The government on Wednesday submitted to the court that it would either pay the state treasury or deposit with the court the cost of the sugar at Rs20 per kg. The traders want at least Rs35-37 per kg.

In the largest seizure in the country, the government had confiscated the two lakh quintals from various traders alleging violations of the Essential Commodities Act, 1955. The EC Act gives state governments the power to control production, supply, distribution, etc of essential commodities for maintaining or increasing supplies and for securing their equitable distribution and availability at fair prices.

The state government had contended that the sugar was being transported outside the state without the requisite permissions.
Public prosecutor PA Pol told the court that at the time the sugar was seized in July last year, it cost between Rs19-23 per kg.

However, the current market price of sugar is Rs45 per kg.
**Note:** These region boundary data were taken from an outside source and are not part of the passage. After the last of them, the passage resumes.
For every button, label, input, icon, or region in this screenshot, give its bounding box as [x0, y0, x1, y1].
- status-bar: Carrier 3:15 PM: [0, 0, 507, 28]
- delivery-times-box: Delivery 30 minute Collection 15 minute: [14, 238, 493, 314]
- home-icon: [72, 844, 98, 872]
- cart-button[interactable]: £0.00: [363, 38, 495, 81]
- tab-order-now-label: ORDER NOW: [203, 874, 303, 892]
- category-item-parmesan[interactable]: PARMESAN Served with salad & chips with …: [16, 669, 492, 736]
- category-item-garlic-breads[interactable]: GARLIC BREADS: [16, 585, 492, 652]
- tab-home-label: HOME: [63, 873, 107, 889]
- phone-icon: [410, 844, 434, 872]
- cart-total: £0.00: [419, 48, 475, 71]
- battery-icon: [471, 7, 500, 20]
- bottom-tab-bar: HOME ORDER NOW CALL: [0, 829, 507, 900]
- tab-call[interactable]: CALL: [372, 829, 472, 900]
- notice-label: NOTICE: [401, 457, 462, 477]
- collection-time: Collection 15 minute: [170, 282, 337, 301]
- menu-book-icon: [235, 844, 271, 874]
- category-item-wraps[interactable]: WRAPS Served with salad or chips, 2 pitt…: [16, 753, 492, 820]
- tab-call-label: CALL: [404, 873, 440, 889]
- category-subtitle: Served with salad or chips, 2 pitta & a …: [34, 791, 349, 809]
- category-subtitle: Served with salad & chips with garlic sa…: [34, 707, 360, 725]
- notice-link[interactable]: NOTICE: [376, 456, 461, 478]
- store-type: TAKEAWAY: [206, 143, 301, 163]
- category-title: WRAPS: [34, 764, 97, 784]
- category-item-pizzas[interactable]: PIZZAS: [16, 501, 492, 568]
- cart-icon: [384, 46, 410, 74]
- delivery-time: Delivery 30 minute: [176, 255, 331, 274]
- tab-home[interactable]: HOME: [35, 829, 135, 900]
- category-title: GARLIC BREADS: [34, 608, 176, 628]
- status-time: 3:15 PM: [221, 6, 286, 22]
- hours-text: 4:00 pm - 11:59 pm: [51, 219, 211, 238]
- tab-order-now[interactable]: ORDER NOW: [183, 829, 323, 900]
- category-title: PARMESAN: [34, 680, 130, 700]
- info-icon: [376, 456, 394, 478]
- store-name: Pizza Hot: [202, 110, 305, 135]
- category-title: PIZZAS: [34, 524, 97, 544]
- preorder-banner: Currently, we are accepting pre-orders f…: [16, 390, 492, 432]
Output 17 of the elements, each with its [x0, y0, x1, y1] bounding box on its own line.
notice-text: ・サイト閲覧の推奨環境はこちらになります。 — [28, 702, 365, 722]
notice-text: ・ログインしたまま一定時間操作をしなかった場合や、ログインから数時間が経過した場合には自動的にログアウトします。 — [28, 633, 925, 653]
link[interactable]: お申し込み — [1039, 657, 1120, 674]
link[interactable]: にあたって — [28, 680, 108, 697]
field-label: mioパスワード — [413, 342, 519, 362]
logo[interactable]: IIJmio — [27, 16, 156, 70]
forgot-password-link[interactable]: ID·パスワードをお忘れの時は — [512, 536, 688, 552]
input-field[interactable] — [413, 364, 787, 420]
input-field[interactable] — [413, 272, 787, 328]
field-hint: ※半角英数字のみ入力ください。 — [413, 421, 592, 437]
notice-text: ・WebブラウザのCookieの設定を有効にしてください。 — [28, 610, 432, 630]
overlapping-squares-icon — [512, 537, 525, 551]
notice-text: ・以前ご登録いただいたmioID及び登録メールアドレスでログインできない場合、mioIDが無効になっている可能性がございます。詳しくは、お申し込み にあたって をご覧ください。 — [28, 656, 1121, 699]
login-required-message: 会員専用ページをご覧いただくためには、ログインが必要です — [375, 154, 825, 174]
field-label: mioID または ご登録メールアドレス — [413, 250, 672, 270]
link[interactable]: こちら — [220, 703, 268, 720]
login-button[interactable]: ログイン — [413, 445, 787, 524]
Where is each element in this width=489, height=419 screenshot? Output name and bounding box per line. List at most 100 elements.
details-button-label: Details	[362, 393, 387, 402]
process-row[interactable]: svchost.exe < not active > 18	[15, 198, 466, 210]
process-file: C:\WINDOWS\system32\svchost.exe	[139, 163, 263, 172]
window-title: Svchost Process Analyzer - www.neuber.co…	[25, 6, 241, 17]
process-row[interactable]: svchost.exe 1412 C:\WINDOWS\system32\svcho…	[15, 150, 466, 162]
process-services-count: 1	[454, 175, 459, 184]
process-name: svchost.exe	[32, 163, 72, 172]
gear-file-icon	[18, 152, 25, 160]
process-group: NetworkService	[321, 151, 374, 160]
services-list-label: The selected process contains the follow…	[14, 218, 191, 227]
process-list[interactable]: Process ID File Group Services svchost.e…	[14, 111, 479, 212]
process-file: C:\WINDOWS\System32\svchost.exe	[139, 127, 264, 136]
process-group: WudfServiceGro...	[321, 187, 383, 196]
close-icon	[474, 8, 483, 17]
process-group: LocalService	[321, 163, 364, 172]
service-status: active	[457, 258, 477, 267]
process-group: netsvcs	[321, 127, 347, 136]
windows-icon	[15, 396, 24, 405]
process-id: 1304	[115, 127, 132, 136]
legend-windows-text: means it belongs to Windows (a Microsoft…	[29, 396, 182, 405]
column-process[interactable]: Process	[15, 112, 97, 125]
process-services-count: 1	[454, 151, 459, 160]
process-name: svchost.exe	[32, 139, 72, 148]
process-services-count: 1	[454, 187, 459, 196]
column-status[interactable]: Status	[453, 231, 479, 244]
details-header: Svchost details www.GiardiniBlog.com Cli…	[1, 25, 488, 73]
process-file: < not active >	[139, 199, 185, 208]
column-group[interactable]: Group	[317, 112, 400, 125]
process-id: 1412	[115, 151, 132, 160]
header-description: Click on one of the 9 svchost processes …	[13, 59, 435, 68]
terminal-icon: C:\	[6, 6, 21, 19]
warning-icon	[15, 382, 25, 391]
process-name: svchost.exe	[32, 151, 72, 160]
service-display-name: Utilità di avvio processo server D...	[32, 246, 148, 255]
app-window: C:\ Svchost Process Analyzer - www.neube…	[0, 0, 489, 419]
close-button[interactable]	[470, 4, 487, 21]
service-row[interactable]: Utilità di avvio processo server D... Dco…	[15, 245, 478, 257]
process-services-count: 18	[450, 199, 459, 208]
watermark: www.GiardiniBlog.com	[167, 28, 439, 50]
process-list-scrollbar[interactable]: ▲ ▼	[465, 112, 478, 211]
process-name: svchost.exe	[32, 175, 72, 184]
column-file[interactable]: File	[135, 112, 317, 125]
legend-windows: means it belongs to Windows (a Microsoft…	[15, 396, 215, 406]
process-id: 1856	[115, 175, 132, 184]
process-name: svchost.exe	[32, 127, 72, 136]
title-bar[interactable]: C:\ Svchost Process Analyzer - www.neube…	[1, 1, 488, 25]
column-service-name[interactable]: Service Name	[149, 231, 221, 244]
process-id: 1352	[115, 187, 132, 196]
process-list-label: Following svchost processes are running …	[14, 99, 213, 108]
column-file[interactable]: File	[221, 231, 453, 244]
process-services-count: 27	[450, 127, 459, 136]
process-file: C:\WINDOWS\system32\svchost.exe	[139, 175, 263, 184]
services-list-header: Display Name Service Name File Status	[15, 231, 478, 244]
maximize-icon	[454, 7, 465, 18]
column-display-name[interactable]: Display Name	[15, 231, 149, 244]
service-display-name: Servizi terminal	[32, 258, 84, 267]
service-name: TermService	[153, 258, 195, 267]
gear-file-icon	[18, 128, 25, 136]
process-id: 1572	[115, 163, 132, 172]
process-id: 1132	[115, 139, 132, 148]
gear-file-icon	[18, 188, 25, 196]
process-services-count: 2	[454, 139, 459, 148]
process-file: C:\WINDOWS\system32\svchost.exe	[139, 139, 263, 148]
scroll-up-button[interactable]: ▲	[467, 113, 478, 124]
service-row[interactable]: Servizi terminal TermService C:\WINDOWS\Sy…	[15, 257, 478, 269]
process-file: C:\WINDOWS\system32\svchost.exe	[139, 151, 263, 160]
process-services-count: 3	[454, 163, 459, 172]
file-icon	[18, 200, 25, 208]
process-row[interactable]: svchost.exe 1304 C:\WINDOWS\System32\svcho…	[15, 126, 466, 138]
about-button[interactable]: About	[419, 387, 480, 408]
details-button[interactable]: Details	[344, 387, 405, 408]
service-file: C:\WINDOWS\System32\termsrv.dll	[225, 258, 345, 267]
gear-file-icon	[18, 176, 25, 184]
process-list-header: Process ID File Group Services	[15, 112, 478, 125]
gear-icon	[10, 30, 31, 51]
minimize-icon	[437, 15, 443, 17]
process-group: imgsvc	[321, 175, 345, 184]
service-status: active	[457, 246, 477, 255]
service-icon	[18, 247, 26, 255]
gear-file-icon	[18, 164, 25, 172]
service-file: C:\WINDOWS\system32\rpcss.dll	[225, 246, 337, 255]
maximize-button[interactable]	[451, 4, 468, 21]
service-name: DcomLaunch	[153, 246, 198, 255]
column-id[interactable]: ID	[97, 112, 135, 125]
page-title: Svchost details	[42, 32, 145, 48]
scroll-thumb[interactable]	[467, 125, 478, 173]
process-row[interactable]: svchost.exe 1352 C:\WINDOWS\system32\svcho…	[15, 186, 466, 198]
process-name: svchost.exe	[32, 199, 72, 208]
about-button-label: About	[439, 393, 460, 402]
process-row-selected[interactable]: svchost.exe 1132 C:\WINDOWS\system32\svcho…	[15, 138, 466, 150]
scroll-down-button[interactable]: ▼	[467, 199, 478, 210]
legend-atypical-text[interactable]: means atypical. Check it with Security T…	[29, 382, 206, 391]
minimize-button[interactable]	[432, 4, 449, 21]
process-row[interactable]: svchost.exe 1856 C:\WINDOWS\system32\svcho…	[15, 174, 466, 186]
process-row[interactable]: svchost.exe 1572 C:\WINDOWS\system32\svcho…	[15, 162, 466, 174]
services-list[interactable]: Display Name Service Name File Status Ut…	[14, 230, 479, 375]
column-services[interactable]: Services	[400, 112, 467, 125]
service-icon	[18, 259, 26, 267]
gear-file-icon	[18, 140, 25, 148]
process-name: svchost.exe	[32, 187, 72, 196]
Pol said the government’s rate for above the poverty line sale was Rs20 per kg and below the poverty line rate was Rs13.50 per kg.
The court was hearing a bunch of 200 petitions filed by various traders from around the country seeking quashing of the resolution of August 28, 2009, directing the disposal of the seized sugar in seven days.

The traders, however, refuse to accept the government’s offer of Rs20 per kg. Sources on the traders’ side told DNA that they were expecting at least Rs35-37 per kg from the government.

The government, however, is not keen on paying the traders till the court passes a final order in the case and has said it will deposit the money at their given rate in the state treasury or the court.

On February 4, DNA was the first to report the high court’s suggestion to the state government to buy the seized sugar and sell it in the open market instead of letting it go to waste. The court is likely to pass a common order in all the petitions on February 26.

Why did sugar prices rise?
The sky-rocketing prices of sugar can be traced first and foremost to the fact that acreage under sugarcane has shrunk in recent years, reversing a trend that saw a steady increase in area under the crop since the 1950s. In 2006-07 acreage had peaked at 5.15 million hectares.

Secondly, last year’s weak monsoon compounded the problem, causing a 20% shortfall in production and even more by a questionable trade policy — incentives for sugar exports at a time when global prices were at rock bottom and imports were at a 28-year high.

Exports continued even after the shortage began to be felt and interventions, that may have stabilised prices, were delayed, allegedly for political reasons.

While policy failures have exacerbated the problem, the main fact is that farmers are opting out of sugarcane because it is no longer economically viable.